Accident, to many of us in our car-oriented culture, summons images of automobile crashes, and the way our society deals with crashes is to ascribe agency, and thus responsibility, to the drivers involved. But if we try to analyze what went into this fender-bender on Main Street, or that crash on I-101 that sent three people to the ER; if we parse the factors that went into why people were driving, when they left home, their reasons for taking a particular road; if we dig into the underlying patterns of traffic, the meteorology behind the occurrence of black ice, or the mental quirk that caused one driver's distraction, it seems possible that the concepts of agency and responsibility could turn out to be less important than we were taught. The psychological shock that hits us in the aftermath of an accident may stem in part from the sudden realization that agency was abruptly bypassed, the ability to control our world failed at a crucial point, necessitating primary reflexes such as fight or flight. Then, for an hour, a day, a week even, our faith in such control is lost. Very soon, though: because we still need to drive to work, because our drive usually is safe—because our culture, our socio-political system, require belief in individual will and responsibility—we reassure ourselves that this "accident" was what the term implies; something out of the ordinary, an exception to the rule.

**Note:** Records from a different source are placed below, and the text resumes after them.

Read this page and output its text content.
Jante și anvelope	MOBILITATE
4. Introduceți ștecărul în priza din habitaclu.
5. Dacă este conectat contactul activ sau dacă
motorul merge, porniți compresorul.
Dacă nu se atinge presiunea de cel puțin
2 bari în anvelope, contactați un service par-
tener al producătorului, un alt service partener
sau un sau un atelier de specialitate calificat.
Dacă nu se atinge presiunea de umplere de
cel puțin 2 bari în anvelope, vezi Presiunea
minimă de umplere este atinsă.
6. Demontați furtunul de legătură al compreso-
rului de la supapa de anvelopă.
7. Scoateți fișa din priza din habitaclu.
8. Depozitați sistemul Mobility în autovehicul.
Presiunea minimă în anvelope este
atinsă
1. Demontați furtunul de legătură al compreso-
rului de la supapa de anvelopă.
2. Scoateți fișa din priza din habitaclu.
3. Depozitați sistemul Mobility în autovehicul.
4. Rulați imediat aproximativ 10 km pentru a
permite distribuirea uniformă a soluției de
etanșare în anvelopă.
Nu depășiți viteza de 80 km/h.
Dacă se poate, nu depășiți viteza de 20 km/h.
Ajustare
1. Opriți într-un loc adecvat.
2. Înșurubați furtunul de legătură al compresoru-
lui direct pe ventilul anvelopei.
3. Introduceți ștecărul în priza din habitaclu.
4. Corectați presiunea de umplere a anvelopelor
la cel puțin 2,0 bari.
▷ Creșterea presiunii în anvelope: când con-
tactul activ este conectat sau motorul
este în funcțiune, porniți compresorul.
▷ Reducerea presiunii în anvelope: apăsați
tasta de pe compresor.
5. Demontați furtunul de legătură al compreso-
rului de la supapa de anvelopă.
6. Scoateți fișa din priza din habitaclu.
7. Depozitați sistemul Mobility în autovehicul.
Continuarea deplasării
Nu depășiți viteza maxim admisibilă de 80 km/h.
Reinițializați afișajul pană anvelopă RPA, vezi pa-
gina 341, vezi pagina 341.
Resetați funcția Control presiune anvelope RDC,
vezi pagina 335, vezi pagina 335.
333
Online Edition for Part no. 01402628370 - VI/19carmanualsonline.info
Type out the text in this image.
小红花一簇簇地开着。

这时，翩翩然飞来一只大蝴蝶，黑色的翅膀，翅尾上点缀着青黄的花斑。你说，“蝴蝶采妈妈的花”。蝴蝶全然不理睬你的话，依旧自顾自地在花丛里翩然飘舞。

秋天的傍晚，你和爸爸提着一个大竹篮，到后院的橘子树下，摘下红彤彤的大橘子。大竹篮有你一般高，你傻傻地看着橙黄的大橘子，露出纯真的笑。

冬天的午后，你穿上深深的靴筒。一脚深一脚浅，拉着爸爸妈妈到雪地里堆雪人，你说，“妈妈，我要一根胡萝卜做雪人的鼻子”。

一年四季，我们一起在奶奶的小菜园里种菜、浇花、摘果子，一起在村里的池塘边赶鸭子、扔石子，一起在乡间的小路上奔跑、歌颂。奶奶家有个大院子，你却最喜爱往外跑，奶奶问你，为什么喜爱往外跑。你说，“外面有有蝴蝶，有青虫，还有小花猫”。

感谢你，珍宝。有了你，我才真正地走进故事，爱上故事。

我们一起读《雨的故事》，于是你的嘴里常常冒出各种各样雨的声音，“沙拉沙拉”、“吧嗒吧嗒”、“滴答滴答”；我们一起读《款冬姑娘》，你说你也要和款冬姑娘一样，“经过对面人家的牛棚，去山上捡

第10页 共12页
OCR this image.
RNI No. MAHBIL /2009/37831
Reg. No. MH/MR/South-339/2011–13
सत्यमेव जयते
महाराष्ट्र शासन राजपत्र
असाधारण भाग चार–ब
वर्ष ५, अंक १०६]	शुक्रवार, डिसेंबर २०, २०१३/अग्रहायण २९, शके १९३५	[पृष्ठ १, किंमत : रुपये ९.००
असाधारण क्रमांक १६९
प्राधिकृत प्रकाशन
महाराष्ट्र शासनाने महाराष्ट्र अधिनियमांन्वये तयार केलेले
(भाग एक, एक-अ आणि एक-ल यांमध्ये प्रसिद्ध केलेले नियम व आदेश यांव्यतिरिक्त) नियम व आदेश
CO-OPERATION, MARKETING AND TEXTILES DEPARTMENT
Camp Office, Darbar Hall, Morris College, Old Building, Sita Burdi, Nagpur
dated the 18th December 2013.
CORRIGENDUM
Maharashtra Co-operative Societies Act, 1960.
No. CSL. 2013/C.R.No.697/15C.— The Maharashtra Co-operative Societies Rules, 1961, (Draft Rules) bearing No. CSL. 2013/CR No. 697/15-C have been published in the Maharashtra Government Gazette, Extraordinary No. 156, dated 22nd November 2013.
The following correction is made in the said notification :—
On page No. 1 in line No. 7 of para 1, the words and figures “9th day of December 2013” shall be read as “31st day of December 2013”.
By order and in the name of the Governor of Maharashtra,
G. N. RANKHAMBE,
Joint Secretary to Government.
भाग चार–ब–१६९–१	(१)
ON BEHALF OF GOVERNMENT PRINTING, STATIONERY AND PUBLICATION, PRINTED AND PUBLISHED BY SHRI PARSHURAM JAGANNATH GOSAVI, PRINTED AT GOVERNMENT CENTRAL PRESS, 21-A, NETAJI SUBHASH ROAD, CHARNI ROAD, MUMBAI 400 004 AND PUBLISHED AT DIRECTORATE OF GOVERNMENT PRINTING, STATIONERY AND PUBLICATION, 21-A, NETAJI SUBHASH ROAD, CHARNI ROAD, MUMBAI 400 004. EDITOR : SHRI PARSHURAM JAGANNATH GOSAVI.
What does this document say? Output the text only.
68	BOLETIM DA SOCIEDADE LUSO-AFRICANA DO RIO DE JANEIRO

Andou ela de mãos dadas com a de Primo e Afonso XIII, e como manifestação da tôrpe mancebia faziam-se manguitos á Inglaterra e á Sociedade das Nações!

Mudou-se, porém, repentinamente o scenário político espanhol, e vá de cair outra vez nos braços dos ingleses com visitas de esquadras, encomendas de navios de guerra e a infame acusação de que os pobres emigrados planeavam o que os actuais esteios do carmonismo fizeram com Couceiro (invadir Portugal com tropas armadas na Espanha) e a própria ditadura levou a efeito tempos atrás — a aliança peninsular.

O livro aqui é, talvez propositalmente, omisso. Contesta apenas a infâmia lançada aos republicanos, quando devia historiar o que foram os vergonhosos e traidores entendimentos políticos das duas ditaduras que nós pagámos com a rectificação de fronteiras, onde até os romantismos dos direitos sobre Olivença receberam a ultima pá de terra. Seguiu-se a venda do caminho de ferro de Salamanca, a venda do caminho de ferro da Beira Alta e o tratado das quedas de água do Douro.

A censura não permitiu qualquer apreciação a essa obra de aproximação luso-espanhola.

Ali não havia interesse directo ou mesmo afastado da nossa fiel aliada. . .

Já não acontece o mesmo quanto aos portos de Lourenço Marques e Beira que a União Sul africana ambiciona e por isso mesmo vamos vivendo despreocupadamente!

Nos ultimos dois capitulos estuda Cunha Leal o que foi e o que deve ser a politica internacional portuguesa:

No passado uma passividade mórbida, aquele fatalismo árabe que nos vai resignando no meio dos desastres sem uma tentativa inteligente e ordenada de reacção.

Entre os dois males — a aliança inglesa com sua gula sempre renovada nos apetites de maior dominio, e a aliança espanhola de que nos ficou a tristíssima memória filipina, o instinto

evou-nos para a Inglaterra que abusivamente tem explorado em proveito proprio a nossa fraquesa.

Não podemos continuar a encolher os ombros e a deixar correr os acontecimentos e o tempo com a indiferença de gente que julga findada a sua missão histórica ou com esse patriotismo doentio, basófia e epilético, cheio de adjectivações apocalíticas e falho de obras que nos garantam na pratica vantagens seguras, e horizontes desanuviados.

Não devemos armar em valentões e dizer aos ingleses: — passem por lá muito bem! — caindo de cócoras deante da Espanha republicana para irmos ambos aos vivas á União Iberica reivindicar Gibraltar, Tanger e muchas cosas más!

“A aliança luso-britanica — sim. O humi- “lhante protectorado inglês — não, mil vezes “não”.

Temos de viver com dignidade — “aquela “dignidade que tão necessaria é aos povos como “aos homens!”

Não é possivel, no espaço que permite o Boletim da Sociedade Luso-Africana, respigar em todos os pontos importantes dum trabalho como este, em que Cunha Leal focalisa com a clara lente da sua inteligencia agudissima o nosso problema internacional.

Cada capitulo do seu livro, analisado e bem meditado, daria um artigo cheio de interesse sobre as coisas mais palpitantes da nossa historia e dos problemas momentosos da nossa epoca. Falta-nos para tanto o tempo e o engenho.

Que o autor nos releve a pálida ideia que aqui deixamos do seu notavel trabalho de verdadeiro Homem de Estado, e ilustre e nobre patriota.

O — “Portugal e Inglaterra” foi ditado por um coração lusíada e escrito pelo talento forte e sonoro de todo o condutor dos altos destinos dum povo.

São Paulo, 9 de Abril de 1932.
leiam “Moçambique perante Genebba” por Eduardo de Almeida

What we call "accident" is, in effect, another term for the unknown, for everything in the universe that we don't perceive or understand but that affects our lives anyway. Our view of accident, in that sense, is a way into the most quintessential problem any human consciousness faces: how to deal with the unknown. By analyzing our relationship to accident we can triangulate how consciousness confronts its most basic task of exploring our environment and living with what it cannot explain. It may be, by understanding more about the nature of accident, we will be able to better understand, and even adjust, this primordial task.

To figure this out, we must first analyze if "accident" in our lives is truly anomalous, or rather a pervasive, if repressed, determinant of how we live and who we are. In this four-part series we will examine, first, the incidence of random accident in history, in discovery, in our backgrounds, in our daily lives; second, how humans have evolved to cope with, deny, palliate, or insure against the influence of the unknown; and third, the vital influence of accident in making us who we are, and how a more balanced understanding and acceptance of the unknown can make our lives both more peaceful and more productive.